Fennel was immeasurably relieved to hear that Lily had grown resigned to her eminently eligible catch. If Phoebe’s mama carried out even half her threats, Fennel would have no time to instruct Kingscote in the proper way to court a damsel prone to romantical high-nights. Seeing that his attention had strayed, the damsel nipped him smartly with her fingernails. “To say the truth,” muttered Fennel, “I’d as lief
not
talk about the silly wench!”

“I’ll warrant you wouldn’t!” snapped Rosemary, from a gilt chair near the fireplace, where she had arranged herself with regal dignity that was marred only by the circumstance that in the process she’d somehow smudged her cheek. “But if we’re to wrap this disgraceful peccadillo up in clean linen, you must!”

“It
wasn’t
a peccadillo!” insisted Fennel. “We didn’t—”

“I beg you, say no more!” cried Rosemary. “Pray remember that you are in a lady’s drawing room! Other females of your acquaintance may not be so nice in their notions, but
I
have no interest in low vulgar talk.”

Fennel had opened his mouth to deliver a scathing, and justly merited, denunciation of Rosemary’s posturing but Lily pinched his arm. “You may tell
me
all about it later!” she promised. “Just now, I think we should decide what you are to do.”

“What
can
I do?” moaned Fennel, as Rosemary contemplated whether it was worth her effort to scold Lily for being an incurable busybody. “The dragon gave me the choice of buying Phoebe off or marrying her—that is, if I don’t wish to be dragged into court. And I don’t wish, more’s the pity, because I don’t see what else is to be done!”

“Marry
her?” screeched Rosemary, so wild with horror at the suggestion that Lily was spared a tongue-lashing, which would doubtless have accomplished as little as its innumerable predecessors. “Fennel, you cannot!”

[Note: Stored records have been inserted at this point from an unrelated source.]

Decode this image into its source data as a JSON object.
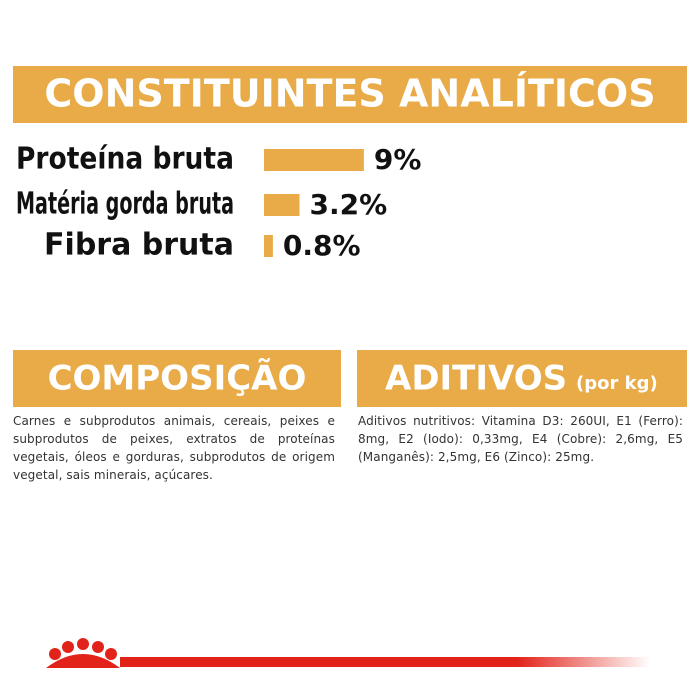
{
  "chart_data": {
    "type": "bar",
    "title": "CONSTITUINTES ANALÍTICOS",
    "categories": [
      "Proteína bruta",
      "Matéria gorda bruta",
      "Fibra bruta"
    ],
    "values": [
      9,
      3.2,
      0.8
    ],
    "value_labels": [
      "9%",
      "3.2%",
      "0.8%"
    ],
    "color": "#e9ab48"
  },
  "composition": {
    "title": "COMPOSIÇÃO",
    "text": "Carnes e subprodutos animais, cereais, peixes e subprodutos de peixes, extratos de proteínas vegetais, óleos e gorduras, subprodutos de origem vegetal, sais minerais, açúcares."
  },
  "additives": {
    "title": "ADITIVOS",
    "unit": "(por kg)",
    "text": "Aditivos nutritivos: Vitamina D3: 260UI, E1 (Ferro): 8mg, E2 (Iodo): 0,33mg, E4 (Cobre): 2,6mg, E5 (Manganês): 2,5mg, E6 (Zinco): 25mg."
  }
}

“It’s sure as check that I don’t want to,” Fennel admitted handsomely. “I don’t like the chit above half! But how the deuce am I to buy her off without any money? Don’t worry, I shan’t apply to Chalmers! He’s such a curst high stickler he’d haul me over the coals and then tell me I must pull my own fat out of the fire! But if Chalmers won’t fork over the rhino for me, who else—” His blue eye lit on Lily. “Kingscote!”

That Fennel suffered a certain dilatoriness of memory, Lily already knew; but she bitterly regretted that the dilatoriness should exhibit itself just then. Since Rosemary was as high a stickler as her starched-up spouse, and consequently couldn’t be trusted to look with approbation upon a huggermugger elopement with a gentlemen as yet undetermined, Lily could hardly in Rosemary’s hearing remind Fennel that she had no intention of marrying Kingscote. Too, though Lily might be embarked upon a course that made of the duke a dupe, such was her feeling for her
fiancé
that she could not relish the thought that anyone else should make him look a fool, as appeared to be Fennel’s intent. Therefore, Lily stated an opinion that to seek assistance of His Grace in this matter would be a trifle indelicate.

“Lily is correct!” said Rosemary, with surprised approval, when Fennel exhibited a tendency toward argument. “Now do hush, the pair of you, for I’ve hit upon the perfect thing. Even Angelica would say so, did she but know if it, which I am determined she will not, because I cannot but consider she is entirely to blame! None of this would have happened had she not kept Fennel on so loose a rein. What Marigold would say I dare not even think!”

Fennel blanched at the intimation that his mother might be informed of his predicament, which would doubtless inspire her to convulsion fits. “No need to tell Marigold!” he protested. “Or Angelica. By the bye, where is she?”